Yesterday, I played a game with her called the Two Toy Game that I learned about in my Fenzi online course called Loose Leash Walkers Anonymous. (The idea is to play with your dog before going on a walk so that she will have less energy for pulling on her leash and not walking with you.) Normally, you toss a toy, then the dog brings it back to you, then you reward the retrieve by tossing a second toy which is identical to the first, and so on. With Shama, however, I tossed one of her squirrels from her three squirrels in a log toy, and she didn't even look at it. I had to click/treat first for her looking at it, then for her nosing it, then eventually for her tossing it in the air. Eventually, I'll try to click/treat for her actually bringing it to me, but we're not there yet.

I asked DH to film us so that I'd be able to show a dog trainer friend the progress we'd made in a pretty short time, and, of course, Shama wouldn't do what she'd been doing once he prepared to record. Here is a link to what she did do, however, which was go berserk playing with the toy! At the end, she comes over to me to sit as if to say, "Now what should we do, Mom?"

Also, on the left-hand side, you can see her Valentine's Day dress hanging. I suppose I should put that away, but it's so cute ... (Hey! Why not use this opportunity to repost her Valentine's Day 2020 photos?)
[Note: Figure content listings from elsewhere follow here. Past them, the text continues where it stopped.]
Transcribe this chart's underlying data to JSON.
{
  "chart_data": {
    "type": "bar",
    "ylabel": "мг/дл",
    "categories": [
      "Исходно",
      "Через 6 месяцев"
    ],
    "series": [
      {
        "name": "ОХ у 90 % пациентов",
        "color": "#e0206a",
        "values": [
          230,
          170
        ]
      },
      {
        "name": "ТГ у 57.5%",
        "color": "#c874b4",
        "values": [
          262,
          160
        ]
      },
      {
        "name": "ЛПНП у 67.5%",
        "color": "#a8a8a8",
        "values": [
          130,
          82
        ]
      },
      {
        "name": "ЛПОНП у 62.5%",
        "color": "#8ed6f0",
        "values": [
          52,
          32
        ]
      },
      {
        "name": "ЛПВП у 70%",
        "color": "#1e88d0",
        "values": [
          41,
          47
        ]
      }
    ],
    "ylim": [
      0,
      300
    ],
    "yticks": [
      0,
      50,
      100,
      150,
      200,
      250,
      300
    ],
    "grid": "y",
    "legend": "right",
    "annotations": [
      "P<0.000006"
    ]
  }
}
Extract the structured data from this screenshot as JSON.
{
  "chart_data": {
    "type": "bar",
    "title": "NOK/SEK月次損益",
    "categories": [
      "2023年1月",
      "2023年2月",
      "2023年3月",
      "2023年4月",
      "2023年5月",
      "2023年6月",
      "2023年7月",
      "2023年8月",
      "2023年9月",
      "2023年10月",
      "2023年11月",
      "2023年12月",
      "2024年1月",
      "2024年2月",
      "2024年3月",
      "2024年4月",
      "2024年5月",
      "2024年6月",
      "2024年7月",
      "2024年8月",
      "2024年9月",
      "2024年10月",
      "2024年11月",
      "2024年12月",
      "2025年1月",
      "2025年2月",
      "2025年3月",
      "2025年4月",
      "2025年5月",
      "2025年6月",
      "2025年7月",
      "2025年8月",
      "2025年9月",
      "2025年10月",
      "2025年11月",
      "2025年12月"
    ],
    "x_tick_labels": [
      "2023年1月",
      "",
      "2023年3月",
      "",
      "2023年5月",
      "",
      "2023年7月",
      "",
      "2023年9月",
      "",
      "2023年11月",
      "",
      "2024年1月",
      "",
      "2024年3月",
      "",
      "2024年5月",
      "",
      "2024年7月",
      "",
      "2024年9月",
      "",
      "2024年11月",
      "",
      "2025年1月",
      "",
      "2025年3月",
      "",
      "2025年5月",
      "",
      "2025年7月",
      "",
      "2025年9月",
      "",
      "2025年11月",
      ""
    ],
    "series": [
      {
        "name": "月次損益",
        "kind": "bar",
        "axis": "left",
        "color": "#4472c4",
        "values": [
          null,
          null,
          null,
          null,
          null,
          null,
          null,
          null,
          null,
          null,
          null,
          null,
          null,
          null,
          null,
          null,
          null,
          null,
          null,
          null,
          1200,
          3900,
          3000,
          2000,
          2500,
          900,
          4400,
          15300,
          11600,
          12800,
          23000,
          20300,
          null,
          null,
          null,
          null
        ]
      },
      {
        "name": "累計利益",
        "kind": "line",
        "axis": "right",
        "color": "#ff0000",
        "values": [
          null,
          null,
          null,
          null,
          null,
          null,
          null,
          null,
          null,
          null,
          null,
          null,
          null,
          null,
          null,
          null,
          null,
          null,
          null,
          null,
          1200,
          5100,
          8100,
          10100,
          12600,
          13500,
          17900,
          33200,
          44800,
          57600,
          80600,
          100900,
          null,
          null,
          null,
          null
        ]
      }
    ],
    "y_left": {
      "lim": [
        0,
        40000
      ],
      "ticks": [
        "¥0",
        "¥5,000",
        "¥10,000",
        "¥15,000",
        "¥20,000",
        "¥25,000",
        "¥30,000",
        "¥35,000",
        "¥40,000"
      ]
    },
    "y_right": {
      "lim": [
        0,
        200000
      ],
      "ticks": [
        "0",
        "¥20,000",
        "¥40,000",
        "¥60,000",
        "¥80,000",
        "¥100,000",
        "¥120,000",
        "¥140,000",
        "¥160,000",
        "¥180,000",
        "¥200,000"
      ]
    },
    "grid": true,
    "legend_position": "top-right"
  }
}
https://drive.google.com/open?id=1UTR8i1jZIsSaS7cn4MAObyvcKUw5cShM

Please advise as to whether or not the link to the video works. Thanks!


----------



## Dexter and Reia’s mom (Feb 20, 2020)

I don’t have any words of wisdom but I wanted to tell you how much I enjoyed the video and the pictures! She’s so cute!


----------



## EvaE1izabeth (Nov 14, 2017)

I love it! That was fun to watch.


----------